Pourtant, d’autres forces que la violence et la guerre ont agi dans l’histoire. La force des idées (liberté, tolérance, démocratie, droits de l’homme…), qui ont éclairé les consciences de femmes et d’hommes qui se sont mis en mouvement pour transformer des réalités d’oppression ; mais aussi la force des moyens d’action non-violents pour la démocratie et la justice. Il existe une histoire, très ancienne, des combats non-violents qui ont montré toute leur efficacité pour défendre la dignité de l’homme. Cette histoire est méconnue, voire refoulée. Ainsi, dans nos manuels d’histoire, tout comme lors des multiples commémorations nationales ou locales, la résistance et l’esprit de résistance sont toujours mis à l’honneur. Fort bien. Mais quelle résistance ? Il s’agit toujours exclusivement de la résistance armée. Pourtant, elle fut largement minoritaire pendant l’occupation allemande lors de la seconde guerre mondiale. C’est ainsi que sont passés sous silence les résistances dites civiles, non armées, qui prirent des formes très différentes (solidarité, entraide, presse clandestine, manifestations de rue). Les résistances de l’ombre (spirituelles, civiques, politiques) sont considérées comme mineures et pourtant elles ont joué un rôle considérable pour entretenir l’esprit de résistance, développer les réseaux de solidarité et de sauvetage des juifs et enrayer la machine à collaborer de l’occupant. Ces résistances non armées méritent elles aussi d’être valorisées et célébrées d’autant qu’elles furent, le plus souvent, davantage efficaces que les résistances armées.

Cette culture de la violence et de la guerre qui domine notre regard et notre interprétation de l’histoire masque sans doute l’essentiel. Car très souvent, finalement, ce sont les désastres humains de la guerre, de nos guerres, qui sans être niés, bien que minimisés, sont noyés à travers de multiples faits que l’on s’attarde à décortiquer dans les moindres détails. La culture de la guerre impose de valoriser les objectifs et les faits de guerre tout en relativisant ses conséquences humaines, voire ses échecs. On ne fait pas d’omelette sans casser des oeufs, nous apprend-on… C’est ainsi que la fatalité de la guerre dans notre histoire, tout comme sa banalisation se sont imposées. Ce faisant, notre capacité d’indignation face aux tragédies humaines qu’elle engendre s’est largement atténuée, au point de quasiment disparaître lorsqu’elle survient dans notre présent.
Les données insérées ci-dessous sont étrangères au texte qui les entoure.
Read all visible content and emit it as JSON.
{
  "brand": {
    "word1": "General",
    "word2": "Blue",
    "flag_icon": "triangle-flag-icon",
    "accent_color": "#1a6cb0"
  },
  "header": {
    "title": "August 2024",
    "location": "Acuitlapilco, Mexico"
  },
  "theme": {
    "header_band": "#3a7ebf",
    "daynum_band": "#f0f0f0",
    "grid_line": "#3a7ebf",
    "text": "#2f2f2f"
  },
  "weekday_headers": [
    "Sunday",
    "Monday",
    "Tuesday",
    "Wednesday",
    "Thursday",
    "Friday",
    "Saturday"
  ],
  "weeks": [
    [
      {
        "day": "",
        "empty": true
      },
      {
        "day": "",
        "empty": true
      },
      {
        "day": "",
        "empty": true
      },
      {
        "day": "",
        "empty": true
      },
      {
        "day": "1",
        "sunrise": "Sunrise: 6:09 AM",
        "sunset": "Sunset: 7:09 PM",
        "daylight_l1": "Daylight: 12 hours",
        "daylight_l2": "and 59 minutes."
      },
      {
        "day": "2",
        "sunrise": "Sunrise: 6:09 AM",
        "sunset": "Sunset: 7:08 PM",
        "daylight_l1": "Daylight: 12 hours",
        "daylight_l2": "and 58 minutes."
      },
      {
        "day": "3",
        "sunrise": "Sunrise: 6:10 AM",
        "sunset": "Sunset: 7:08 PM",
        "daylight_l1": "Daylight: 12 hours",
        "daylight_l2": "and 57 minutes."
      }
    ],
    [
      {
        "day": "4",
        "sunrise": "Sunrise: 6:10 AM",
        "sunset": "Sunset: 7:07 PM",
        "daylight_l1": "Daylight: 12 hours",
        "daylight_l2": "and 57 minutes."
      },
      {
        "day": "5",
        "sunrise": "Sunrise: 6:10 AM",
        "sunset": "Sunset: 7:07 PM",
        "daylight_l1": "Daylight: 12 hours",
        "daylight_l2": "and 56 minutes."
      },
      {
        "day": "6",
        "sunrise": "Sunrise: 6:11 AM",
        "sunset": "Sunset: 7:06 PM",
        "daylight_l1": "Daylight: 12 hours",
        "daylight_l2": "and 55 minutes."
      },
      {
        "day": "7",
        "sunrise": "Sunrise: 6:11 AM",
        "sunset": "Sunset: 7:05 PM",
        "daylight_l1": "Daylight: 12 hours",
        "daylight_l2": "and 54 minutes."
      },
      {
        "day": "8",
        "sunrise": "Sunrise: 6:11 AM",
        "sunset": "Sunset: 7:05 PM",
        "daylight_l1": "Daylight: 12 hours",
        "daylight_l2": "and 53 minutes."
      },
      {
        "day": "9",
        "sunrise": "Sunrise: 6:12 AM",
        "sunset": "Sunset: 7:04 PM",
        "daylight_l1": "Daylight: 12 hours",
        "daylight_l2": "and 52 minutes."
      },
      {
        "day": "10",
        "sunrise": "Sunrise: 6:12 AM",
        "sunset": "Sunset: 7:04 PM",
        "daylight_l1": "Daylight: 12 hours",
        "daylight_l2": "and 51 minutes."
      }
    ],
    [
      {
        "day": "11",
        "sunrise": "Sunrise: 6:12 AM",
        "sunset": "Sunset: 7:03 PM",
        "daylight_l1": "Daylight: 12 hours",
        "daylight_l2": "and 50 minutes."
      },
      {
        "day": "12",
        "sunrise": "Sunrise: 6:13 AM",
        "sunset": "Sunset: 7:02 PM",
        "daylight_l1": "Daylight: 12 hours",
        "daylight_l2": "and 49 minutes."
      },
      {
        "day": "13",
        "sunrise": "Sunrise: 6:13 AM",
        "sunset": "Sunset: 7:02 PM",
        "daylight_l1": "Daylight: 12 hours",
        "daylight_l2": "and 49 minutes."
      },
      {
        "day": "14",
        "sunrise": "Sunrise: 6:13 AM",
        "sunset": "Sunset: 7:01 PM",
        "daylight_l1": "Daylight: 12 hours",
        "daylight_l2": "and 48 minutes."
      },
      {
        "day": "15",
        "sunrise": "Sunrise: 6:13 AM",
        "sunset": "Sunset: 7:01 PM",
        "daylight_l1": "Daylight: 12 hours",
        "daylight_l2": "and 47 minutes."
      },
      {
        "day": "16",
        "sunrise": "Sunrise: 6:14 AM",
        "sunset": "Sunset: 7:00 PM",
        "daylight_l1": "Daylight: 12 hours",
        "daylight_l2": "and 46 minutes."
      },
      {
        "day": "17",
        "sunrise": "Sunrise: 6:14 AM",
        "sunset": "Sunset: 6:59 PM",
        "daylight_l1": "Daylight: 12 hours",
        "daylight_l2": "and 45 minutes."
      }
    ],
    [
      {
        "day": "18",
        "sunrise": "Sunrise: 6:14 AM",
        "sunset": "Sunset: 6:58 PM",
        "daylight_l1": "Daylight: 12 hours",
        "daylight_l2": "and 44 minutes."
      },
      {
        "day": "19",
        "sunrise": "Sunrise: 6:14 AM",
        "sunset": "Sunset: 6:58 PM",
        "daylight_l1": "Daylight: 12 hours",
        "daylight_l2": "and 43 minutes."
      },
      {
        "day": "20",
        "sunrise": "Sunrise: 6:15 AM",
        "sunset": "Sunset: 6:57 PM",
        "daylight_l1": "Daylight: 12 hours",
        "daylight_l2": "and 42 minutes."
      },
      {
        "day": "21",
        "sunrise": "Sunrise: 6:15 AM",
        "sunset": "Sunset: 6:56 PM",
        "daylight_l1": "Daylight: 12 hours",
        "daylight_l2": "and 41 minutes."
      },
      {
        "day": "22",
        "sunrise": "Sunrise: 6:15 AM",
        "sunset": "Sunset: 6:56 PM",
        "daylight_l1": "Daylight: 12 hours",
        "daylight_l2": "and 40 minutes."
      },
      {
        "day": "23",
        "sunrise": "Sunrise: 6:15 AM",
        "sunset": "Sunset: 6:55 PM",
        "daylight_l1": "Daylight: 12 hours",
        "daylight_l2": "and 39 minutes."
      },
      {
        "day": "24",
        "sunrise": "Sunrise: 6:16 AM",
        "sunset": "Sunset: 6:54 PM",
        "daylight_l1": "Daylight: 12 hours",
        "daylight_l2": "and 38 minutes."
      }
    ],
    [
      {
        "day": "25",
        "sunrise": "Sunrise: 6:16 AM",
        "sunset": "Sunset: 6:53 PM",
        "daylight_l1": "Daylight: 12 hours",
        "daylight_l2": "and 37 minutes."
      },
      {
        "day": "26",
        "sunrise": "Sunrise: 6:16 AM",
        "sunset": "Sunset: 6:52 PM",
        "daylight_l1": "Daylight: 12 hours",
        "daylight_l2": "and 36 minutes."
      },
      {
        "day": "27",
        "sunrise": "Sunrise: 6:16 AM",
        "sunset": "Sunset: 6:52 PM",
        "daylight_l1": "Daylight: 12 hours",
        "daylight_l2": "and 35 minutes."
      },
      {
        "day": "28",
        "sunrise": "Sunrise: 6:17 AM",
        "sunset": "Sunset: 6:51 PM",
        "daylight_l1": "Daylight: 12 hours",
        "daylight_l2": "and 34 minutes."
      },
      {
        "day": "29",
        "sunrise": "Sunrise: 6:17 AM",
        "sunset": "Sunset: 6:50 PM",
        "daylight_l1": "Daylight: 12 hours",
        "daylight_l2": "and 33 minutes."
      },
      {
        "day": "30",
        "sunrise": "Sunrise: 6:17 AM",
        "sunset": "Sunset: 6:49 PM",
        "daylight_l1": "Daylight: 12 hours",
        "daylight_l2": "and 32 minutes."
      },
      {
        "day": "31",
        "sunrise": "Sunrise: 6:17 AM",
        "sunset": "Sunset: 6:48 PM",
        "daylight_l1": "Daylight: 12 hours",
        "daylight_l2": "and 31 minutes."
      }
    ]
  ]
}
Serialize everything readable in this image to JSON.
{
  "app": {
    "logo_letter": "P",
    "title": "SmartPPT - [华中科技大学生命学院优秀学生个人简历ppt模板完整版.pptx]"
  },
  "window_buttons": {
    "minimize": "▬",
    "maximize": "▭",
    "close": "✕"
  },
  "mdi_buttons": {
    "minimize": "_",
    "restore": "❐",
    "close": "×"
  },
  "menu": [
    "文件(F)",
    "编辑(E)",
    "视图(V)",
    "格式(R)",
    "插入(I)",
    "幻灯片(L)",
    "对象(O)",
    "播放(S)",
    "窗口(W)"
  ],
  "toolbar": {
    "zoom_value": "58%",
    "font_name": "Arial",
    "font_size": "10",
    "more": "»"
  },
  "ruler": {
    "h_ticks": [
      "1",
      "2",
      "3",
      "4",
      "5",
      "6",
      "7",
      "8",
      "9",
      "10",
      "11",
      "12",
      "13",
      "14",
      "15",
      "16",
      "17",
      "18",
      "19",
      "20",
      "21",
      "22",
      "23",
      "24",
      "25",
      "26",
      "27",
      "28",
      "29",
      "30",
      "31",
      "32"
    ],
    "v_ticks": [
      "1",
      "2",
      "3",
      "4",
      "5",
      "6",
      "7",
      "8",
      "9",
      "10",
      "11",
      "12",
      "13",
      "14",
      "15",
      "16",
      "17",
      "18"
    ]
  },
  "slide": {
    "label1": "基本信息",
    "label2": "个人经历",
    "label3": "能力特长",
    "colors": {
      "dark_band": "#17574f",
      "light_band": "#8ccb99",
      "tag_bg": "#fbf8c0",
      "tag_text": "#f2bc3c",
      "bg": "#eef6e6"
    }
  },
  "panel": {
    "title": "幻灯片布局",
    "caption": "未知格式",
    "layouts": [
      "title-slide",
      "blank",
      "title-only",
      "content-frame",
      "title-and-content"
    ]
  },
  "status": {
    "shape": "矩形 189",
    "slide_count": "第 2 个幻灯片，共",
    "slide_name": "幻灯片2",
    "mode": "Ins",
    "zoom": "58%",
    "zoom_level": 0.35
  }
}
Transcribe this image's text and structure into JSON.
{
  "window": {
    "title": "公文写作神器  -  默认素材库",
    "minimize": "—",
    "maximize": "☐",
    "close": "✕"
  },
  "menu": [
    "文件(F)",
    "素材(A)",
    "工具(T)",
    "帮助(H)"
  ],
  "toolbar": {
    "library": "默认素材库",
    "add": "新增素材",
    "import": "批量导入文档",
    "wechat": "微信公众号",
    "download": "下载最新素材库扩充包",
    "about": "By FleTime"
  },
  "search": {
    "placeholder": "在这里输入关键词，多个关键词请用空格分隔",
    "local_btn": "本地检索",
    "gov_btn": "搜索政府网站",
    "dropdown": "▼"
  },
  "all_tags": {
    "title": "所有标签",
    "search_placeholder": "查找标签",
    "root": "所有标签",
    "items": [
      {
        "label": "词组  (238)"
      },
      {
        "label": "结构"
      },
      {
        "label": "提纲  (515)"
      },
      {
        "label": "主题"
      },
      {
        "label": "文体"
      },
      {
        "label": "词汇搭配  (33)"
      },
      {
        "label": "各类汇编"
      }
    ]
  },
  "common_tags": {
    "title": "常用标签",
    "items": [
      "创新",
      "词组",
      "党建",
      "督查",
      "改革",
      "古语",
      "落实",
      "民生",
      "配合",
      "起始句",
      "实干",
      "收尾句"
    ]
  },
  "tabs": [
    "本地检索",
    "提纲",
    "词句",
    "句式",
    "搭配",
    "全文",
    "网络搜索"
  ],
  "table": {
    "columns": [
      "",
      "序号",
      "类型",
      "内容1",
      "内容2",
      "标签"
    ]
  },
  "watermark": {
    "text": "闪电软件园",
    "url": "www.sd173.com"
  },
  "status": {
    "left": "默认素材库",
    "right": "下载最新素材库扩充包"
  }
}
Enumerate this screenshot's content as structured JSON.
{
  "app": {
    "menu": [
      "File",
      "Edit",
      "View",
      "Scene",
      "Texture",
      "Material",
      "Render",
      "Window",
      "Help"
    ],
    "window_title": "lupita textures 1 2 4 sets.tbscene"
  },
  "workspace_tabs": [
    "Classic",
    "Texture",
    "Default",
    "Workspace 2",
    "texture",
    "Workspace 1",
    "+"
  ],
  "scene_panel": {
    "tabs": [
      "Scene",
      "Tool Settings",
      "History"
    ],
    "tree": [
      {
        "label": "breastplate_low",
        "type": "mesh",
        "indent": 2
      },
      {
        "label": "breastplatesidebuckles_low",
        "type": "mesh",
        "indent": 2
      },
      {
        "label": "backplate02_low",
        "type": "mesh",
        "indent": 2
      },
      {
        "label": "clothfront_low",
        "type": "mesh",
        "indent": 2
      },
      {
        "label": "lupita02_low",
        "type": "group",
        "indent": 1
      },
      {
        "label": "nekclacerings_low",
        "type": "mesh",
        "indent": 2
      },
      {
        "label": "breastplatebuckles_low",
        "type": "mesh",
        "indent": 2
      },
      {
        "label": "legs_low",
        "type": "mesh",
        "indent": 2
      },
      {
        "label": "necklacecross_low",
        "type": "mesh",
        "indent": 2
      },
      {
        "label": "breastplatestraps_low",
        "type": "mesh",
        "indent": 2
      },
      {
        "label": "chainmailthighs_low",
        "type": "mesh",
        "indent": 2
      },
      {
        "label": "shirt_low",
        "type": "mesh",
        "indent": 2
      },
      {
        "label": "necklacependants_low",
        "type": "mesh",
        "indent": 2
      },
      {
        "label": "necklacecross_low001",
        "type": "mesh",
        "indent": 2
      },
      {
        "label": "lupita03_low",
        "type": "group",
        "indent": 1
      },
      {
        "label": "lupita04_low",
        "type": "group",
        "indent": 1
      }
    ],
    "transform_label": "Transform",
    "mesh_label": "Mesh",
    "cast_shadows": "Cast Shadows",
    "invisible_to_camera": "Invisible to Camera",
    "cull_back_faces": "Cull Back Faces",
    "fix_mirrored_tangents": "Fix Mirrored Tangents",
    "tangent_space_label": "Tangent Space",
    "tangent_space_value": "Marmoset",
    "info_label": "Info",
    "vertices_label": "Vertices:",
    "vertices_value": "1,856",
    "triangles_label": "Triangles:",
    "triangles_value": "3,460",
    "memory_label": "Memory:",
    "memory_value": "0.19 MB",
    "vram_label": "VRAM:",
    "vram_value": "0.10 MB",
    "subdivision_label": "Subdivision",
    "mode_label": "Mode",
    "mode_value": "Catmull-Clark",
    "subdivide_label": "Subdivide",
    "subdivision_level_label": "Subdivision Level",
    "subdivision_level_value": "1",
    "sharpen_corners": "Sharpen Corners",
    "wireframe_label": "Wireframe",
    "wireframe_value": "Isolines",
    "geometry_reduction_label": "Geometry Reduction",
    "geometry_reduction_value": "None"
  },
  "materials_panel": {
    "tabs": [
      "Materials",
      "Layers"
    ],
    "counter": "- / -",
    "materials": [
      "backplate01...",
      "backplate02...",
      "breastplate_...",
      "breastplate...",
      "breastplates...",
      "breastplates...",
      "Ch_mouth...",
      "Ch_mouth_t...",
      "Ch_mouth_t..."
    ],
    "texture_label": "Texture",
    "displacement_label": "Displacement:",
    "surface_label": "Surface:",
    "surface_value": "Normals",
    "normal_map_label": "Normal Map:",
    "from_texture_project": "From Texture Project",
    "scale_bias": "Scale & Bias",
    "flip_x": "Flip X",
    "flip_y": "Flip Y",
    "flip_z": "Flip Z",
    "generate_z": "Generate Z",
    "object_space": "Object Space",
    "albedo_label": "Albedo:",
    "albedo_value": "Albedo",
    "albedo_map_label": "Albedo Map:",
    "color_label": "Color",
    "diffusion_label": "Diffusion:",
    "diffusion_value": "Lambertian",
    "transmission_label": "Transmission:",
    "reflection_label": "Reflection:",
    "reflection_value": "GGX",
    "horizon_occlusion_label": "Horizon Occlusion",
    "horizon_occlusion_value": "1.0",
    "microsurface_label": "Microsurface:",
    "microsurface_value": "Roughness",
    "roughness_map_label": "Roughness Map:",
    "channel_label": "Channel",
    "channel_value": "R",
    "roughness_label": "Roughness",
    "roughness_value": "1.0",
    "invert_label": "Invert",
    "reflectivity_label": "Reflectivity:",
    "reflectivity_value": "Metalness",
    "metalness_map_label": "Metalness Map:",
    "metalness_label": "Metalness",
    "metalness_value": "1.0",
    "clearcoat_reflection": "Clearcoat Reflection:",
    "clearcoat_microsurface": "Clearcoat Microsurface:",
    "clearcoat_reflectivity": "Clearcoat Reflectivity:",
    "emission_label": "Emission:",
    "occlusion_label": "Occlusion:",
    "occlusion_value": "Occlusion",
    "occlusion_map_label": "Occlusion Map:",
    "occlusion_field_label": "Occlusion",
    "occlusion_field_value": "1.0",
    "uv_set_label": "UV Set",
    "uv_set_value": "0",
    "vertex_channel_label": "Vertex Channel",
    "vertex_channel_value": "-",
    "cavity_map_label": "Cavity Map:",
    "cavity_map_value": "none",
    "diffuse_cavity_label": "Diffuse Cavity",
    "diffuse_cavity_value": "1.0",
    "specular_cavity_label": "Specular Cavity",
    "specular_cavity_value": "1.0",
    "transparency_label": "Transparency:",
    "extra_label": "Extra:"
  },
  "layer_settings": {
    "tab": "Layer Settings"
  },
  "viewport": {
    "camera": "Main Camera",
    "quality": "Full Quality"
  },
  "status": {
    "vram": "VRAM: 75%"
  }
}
De même, nous ne faisons plus l’effort de penser la guerre, de chercher à comment la conjurer puisque l’actualité, tout comme l’histoire, semble nous démontrer qu’elle est inévitable, qu’elle fait partie de l’ordre des choses. Quand nous déciderons-nous à tirer véritablement les leçons de l’Histoire, tout particulièrement de l’histoire de nos guerres ? La guerre n’a-t-elle pas montré son incapacité à résoudre les inévitables conflits qui forment la trame de notre Histoire ? Encore faudrait-il que l’exigence de vérité commande à l’écriture de l’histoire.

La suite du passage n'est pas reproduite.